Carta del Director/Luz de cobre

Donde vive el olvido

Pocas cosas son más tristes que acercarte a tu pueblo y que allí donde jugaste de niño crecen las malas hierbas

Impactante y triste imagen. El domingo recorrí uno de los pueblos de la provincia en los que el olvido se ha instalado de forma definitiva. Uno de esos pueblos de la Almería vacía que todos queremos habitar, pero en el que la realidad se impone a los sueños. El silencio se ha alojado, y de que modo, en las calles y plazas, en las casas y en los patios, en la vega y en el campo, en el lavadero municipal y en la torre de la iglesia, en el bar cerrado a cal y canto y en la tienda de comestibles que un día fue y hoy solo alberga una puerta tapiada, unos muros que se caen y un tejado con serio riesgo de derrumbe. En una decena de estos pueblos -no viene al caso el nombre- el cartero ya no llama dos veces incumpliendo la ley y hasta puede que lo entienda. Cuando casi no hay habitantes, las dificultades son extremas para empresas, que aunque sean públicas o semi públicas, los costes se disparan por trabajos de este tipo. Al final es la pescadilla que se muerde la cola. Y en esas estamos, intentando mantener viva la llama de la historia, la llama de un pasado, la llama de miles de vidas que pisaron calles con tradición. Pero la realidad es tozuda, implacable. La condena está ahí, por más que nos empeñemos en evitarla, en prolongar una agonía que nos deja exhaustos a todos. Pocas cosas son más tristes que acercarte a tu pueblo y percibir que está muerto o casi. Que allí donde jugaste de niño crecen las malas hierbas y el abandono. Que allí donde la infancia forjó un hombre o una mujer sólo queda el recuerdo vago, el recuerdo lejano de aquellos que moldearon una tierra para la eternidad y que al final se ha convertido en yerma y finita.

Ayudas a los autónomos, cajeros para hacer la vida más fácil a quienes quedan, acceso a internet, la búsqueda de niños para que el colegio no cierre, inmigrantes para cultivar las tierras que poco producen, la sequía que lo inunda todo. Costes expansivos e ingresos mínimos para una Almería de interior que grita, ya ronca y sin voz, por permanecer, por quedarse, por no viajar al mundo de la nada, al mundo del olvido, al mundo del silencio. A un mundo de desconchones, de casas abandonadas, de oficios que pasaron.

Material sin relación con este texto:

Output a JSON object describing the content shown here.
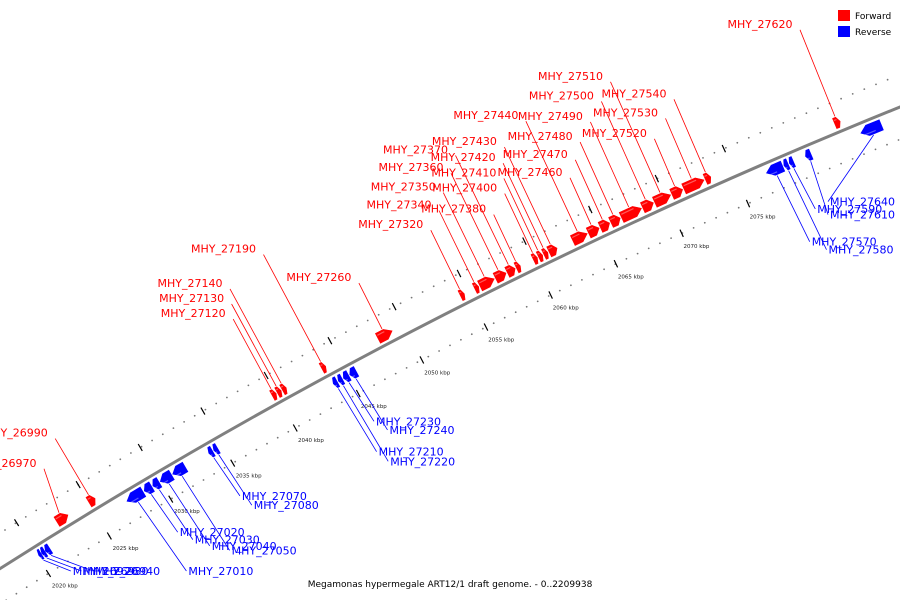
{
  "caption": "Megamonas hypermegale ART12/1 draft genome. - 0..2209938",
  "colors": {
    "forward": "#ff0000",
    "reverse": "#0000ff",
    "backbone": "#808080"
  },
  "legend": [
    {
      "label": "Forward",
      "color": "#ff0000"
    },
    {
      "label": "Reverse",
      "color": "#0000ff"
    }
  ],
  "tick_unit": "kbp",
  "ticks": [
    2020,
    2025,
    2030,
    2035,
    2040,
    2045,
    2050,
    2055,
    2060,
    2065,
    2070,
    2075
  ],
  "genes": [
    {
      "name": "MHY_26920",
      "strand": "reverse",
      "start_kbp": 2020.1,
      "end_kbp": 2020.3
    },
    {
      "name": "MHY_26930",
      "strand": "reverse",
      "start_kbp": 2020.35,
      "end_kbp": 2020.6
    },
    {
      "name": "MHY_26940",
      "strand": "reverse",
      "start_kbp": 2020.65,
      "end_kbp": 2021.0
    },
    {
      "name": "MHY_26970",
      "strand": "forward",
      "start_kbp": 2022.4,
      "end_kbp": 2023.3
    },
    {
      "name": "MHY_26990",
      "strand": "forward",
      "start_kbp": 2025.0,
      "end_kbp": 2025.5
    },
    {
      "name": "MHY_27010",
      "strand": "reverse",
      "start_kbp": 2027.3,
      "end_kbp": 2028.6
    },
    {
      "name": "MHY_27020",
      "strand": "reverse",
      "start_kbp": 2028.7,
      "end_kbp": 2029.3
    },
    {
      "name": "MHY_27030",
      "strand": "reverse",
      "start_kbp": 2029.4,
      "end_kbp": 2029.9
    },
    {
      "name": "MHY_27040",
      "strand": "reverse",
      "start_kbp": 2030.0,
      "end_kbp": 2030.9
    },
    {
      "name": "MHY_27050",
      "strand": "reverse",
      "start_kbp": 2031.0,
      "end_kbp": 2032.0
    },
    {
      "name": "MHY_27070",
      "strand": "reverse",
      "start_kbp": 2033.9,
      "end_kbp": 2034.2
    },
    {
      "name": "MHY_27080",
      "strand": "reverse",
      "start_kbp": 2034.3,
      "end_kbp": 2034.6
    },
    {
      "name": "MHY_27120",
      "strand": "forward",
      "start_kbp": 2039.7,
      "end_kbp": 2040.0
    },
    {
      "name": "MHY_27130",
      "strand": "forward",
      "start_kbp": 2040.1,
      "end_kbp": 2040.4
    },
    {
      "name": "MHY_27140",
      "strand": "forward",
      "start_kbp": 2040.5,
      "end_kbp": 2040.8
    },
    {
      "name": "MHY_27190",
      "strand": "forward",
      "start_kbp": 2043.6,
      "end_kbp": 2043.9
    },
    {
      "name": "MHY_27210",
      "strand": "reverse",
      "start_kbp": 2043.8,
      "end_kbp": 2044.1
    },
    {
      "name": "MHY_27220",
      "strand": "reverse",
      "start_kbp": 2044.2,
      "end_kbp": 2044.5
    },
    {
      "name": "MHY_27230",
      "strand": "reverse",
      "start_kbp": 2044.6,
      "end_kbp": 2045.0
    },
    {
      "name": "MHY_27240",
      "strand": "reverse",
      "start_kbp": 2045.1,
      "end_kbp": 2045.6
    },
    {
      "name": "MHY_27260",
      "strand": "forward",
      "start_kbp": 2048.0,
      "end_kbp": 2049.1
    },
    {
      "name": "MHY_27320",
      "strand": "forward",
      "start_kbp": 2054.4,
      "end_kbp": 2054.7
    },
    {
      "name": "MHY_27340",
      "strand": "forward",
      "start_kbp": 2055.5,
      "end_kbp": 2055.8
    },
    {
      "name": "MHY_27350",
      "strand": "forward",
      "start_kbp": 2055.9,
      "end_kbp": 2057.0
    },
    {
      "name": "MHY_27360",
      "strand": "forward",
      "start_kbp": 2057.1,
      "end_kbp": 2057.9
    },
    {
      "name": "MHY_27370",
      "strand": "forward",
      "start_kbp": 2058.0,
      "end_kbp": 2058.6
    },
    {
      "name": "MHY_27380",
      "strand": "forward",
      "start_kbp": 2058.7,
      "end_kbp": 2059.0
    },
    {
      "name": "MHY_27400",
      "strand": "forward",
      "start_kbp": 2060.0,
      "end_kbp": 2060.3
    },
    {
      "name": "MHY_27410",
      "strand": "forward",
      "start_kbp": 2060.4,
      "end_kbp": 2060.7
    },
    {
      "name": "MHY_27420",
      "strand": "forward",
      "start_kbp": 2060.8,
      "end_kbp": 2061.1
    },
    {
      "name": "MHY_27430",
      "strand": "forward",
      "start_kbp": 2061.2,
      "end_kbp": 2061.8
    },
    {
      "name": "MHY_27440",
      "strand": "forward",
      "start_kbp": 2063.0,
      "end_kbp": 2064.1
    },
    {
      "name": "MHY_27460",
      "strand": "forward",
      "start_kbp": 2064.2,
      "end_kbp": 2065.0
    },
    {
      "name": "MHY_27470",
      "strand": "forward",
      "start_kbp": 2065.1,
      "end_kbp": 2065.8
    },
    {
      "name": "MHY_27480",
      "strand": "forward",
      "start_kbp": 2065.9,
      "end_kbp": 2066.6
    },
    {
      "name": "MHY_27490",
      "strand": "forward",
      "start_kbp": 2066.7,
      "end_kbp": 2068.2
    },
    {
      "name": "MHY_27500",
      "strand": "forward",
      "start_kbp": 2068.3,
      "end_kbp": 2069.1
    },
    {
      "name": "MHY_27510",
      "strand": "forward",
      "start_kbp": 2069.2,
      "end_kbp": 2070.4
    },
    {
      "name": "MHY_27520",
      "strand": "forward",
      "start_kbp": 2070.5,
      "end_kbp": 2071.3
    },
    {
      "name": "MHY_27530",
      "strand": "forward",
      "start_kbp": 2071.4,
      "end_kbp": 2072.9
    },
    {
      "name": "MHY_27540",
      "strand": "forward",
      "start_kbp": 2073.0,
      "end_kbp": 2073.4
    },
    {
      "name": "MHY_27570",
      "strand": "reverse",
      "start_kbp": 2077.0,
      "end_kbp": 2078.2
    },
    {
      "name": "MHY_27580",
      "strand": "reverse",
      "start_kbp": 2078.3,
      "end_kbp": 2078.6
    },
    {
      "name": "MHY_27590",
      "strand": "reverse",
      "start_kbp": 2078.7,
      "end_kbp": 2079.0
    },
    {
      "name": "MHY_27610",
      "strand": "reverse",
      "start_kbp": 2079.9,
      "end_kbp": 2080.3
    },
    {
      "name": "MHY_27620",
      "strand": "forward",
      "start_kbp": 2082.6,
      "end_kbp": 2083.0
    },
    {
      "name": "MHY_27640",
      "strand": "reverse",
      "start_kbp": 2084.0,
      "end_kbp": 2085.5
    }
  ]
}
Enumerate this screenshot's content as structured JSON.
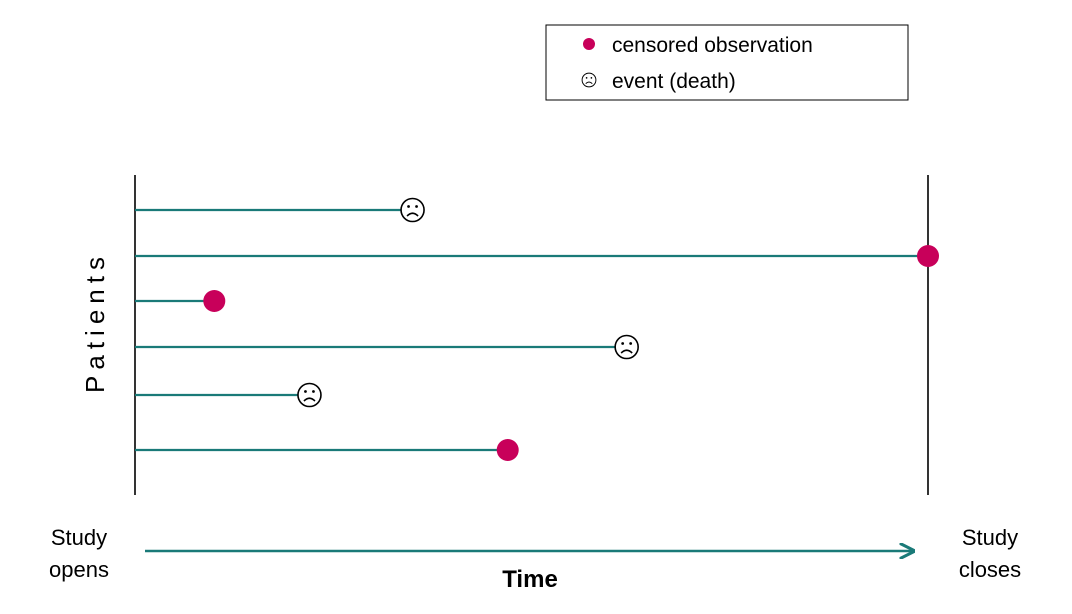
{
  "legend": {
    "items": [
      {
        "marker": "censored-dot",
        "label": "censored observation"
      },
      {
        "marker": "sad-face",
        "label": "event (death)"
      }
    ]
  },
  "ylabel": "Patients",
  "time_label": "Time",
  "study_opens": [
    "Study",
    "opens"
  ],
  "study_closes": [
    "Study",
    "closes"
  ],
  "colors": {
    "timeline": "#1a7a78",
    "censored": "#c8005a",
    "axis": "#000000"
  },
  "patients": [
    {
      "end": 0.35,
      "outcome": "event"
    },
    {
      "end": 1.0,
      "outcome": "censored"
    },
    {
      "end": 0.1,
      "outcome": "censored"
    },
    {
      "end": 0.62,
      "outcome": "event"
    },
    {
      "end": 0.22,
      "outcome": "event"
    },
    {
      "end": 0.47,
      "outcome": "censored"
    }
  ]
}
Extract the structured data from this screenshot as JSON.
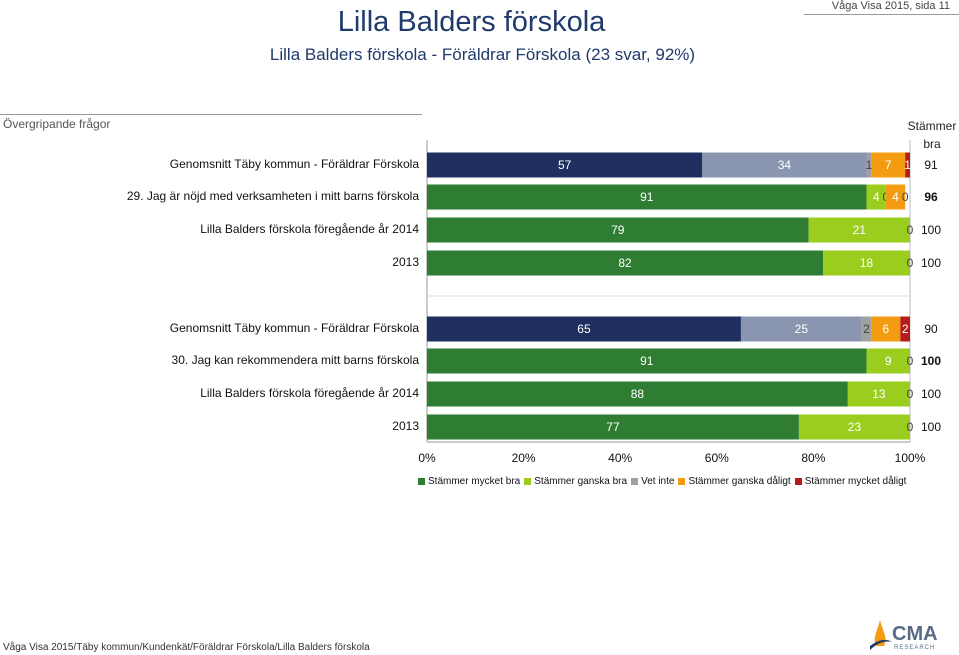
{
  "header": {
    "title": "Lilla Balders förskola",
    "subtitle": "Lilla Balders förskola - Föräldrar Förskola (23 svar, 92%)",
    "page_info": "Våga Visa 2015, sida 11"
  },
  "section": "Övergripande frågor",
  "column_header": "Stämmer bra",
  "footer": "Våga Visa 2015/Täby kommun/Kundenkät/Föräldrar Förskola/Lilla Balders förskola",
  "logo": {
    "text": "CMA",
    "sub": "RESEARCH"
  },
  "colors": {
    "mycket_bra": "#2e7d32",
    "ganska_bra": "#9acd1e",
    "vet_inte": "#a0a0a0",
    "ganska_daligt": "#f39c12",
    "mycket_daligt": "#b71c1c",
    "avg_mycket_bra": "#1f3060",
    "avg_ganska_bra": "#8a96b0"
  },
  "chart_data": {
    "type": "bar",
    "orientation": "horizontal-stacked-100",
    "xlim": [
      0,
      100
    ],
    "xticks": [
      "0%",
      "20%",
      "40%",
      "60%",
      "80%",
      "100%"
    ],
    "legend": [
      {
        "key": "mycket_bra",
        "label": "Stämmer mycket bra"
      },
      {
        "key": "ganska_bra",
        "label": "Stämmer ganska bra"
      },
      {
        "key": "vet_inte",
        "label": "Vet inte"
      },
      {
        "key": "ganska_daligt",
        "label": "Stämmer ganska dåligt"
      },
      {
        "key": "mycket_daligt",
        "label": "Stämmer mycket dåligt"
      }
    ],
    "rows": [
      {
        "label": "Genomsnitt Täby kommun - Föräldrar Förskola",
        "avg": true,
        "values": [
          57,
          34,
          1,
          7,
          1
        ],
        "labels": [
          "57",
          "34",
          "1",
          "7",
          "1"
        ],
        "total": "91"
      },
      {
        "label": "29. Jag är nöjd med verksamheten i mitt barns förskola",
        "question": true,
        "values": [
          91,
          4,
          0,
          4,
          0
        ],
        "labels": [
          "91",
          "4",
          "0",
          "4",
          "0"
        ],
        "total": "96"
      },
      {
        "label": "Lilla Balders förskola föregående år 2014",
        "values": [
          79,
          21,
          0,
          0,
          0
        ],
        "labels": [
          "79",
          "21",
          "0",
          "",
          ""
        ],
        "total": "100"
      },
      {
        "label": "2013",
        "values": [
          82,
          18,
          0,
          0,
          0
        ],
        "labels": [
          "82",
          "18",
          "0",
          "",
          ""
        ],
        "total": "100"
      },
      {
        "label": "Genomsnitt Täby kommun - Föräldrar Förskola",
        "avg": true,
        "values": [
          65,
          25,
          2,
          6,
          2
        ],
        "labels": [
          "65",
          "25",
          "2",
          "6",
          "2"
        ],
        "total": "90"
      },
      {
        "label": "30. Jag kan rekommendera mitt barns förskola",
        "question": true,
        "values": [
          91,
          9,
          0,
          0,
          0
        ],
        "labels": [
          "91",
          "9",
          "0",
          "",
          ""
        ],
        "total": "100"
      },
      {
        "label": "Lilla Balders förskola föregående år 2014",
        "values": [
          88,
          13,
          0,
          0,
          0
        ],
        "labels": [
          "88",
          "13",
          "0",
          "",
          ""
        ],
        "total": "100"
      },
      {
        "label": "2013",
        "values": [
          77,
          23,
          0,
          0,
          0
        ],
        "labels": [
          "77",
          "23",
          "0",
          "",
          ""
        ],
        "total": "100"
      }
    ]
  }
}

Y duele. Duele por las almas que transitaron parajes míticos, calles empedradas, y casas encaladas que no eran la Gran Vía, ni los Campos Elíseos, ni Under Linden, ni Time Square, pero eran nuestras calles, nuestra gente, nuestras familias y vecinos. Tiempos de barullo, de trabajo, de recolección. Tiempos de asueto, de noches en la chimenea mirando las llamas, de veranos al fresco buscando estrellas. Y ahora los tiempos son de silencio, de un silencio ensordecedor, en el que la mente divaga por el pasado. Y, curiosidades del destino, a poco que juegues te trasladas a las épocas en los que la vida se abría paso frente a las dificultades, a pesar del olvido, del silencio y el abandono.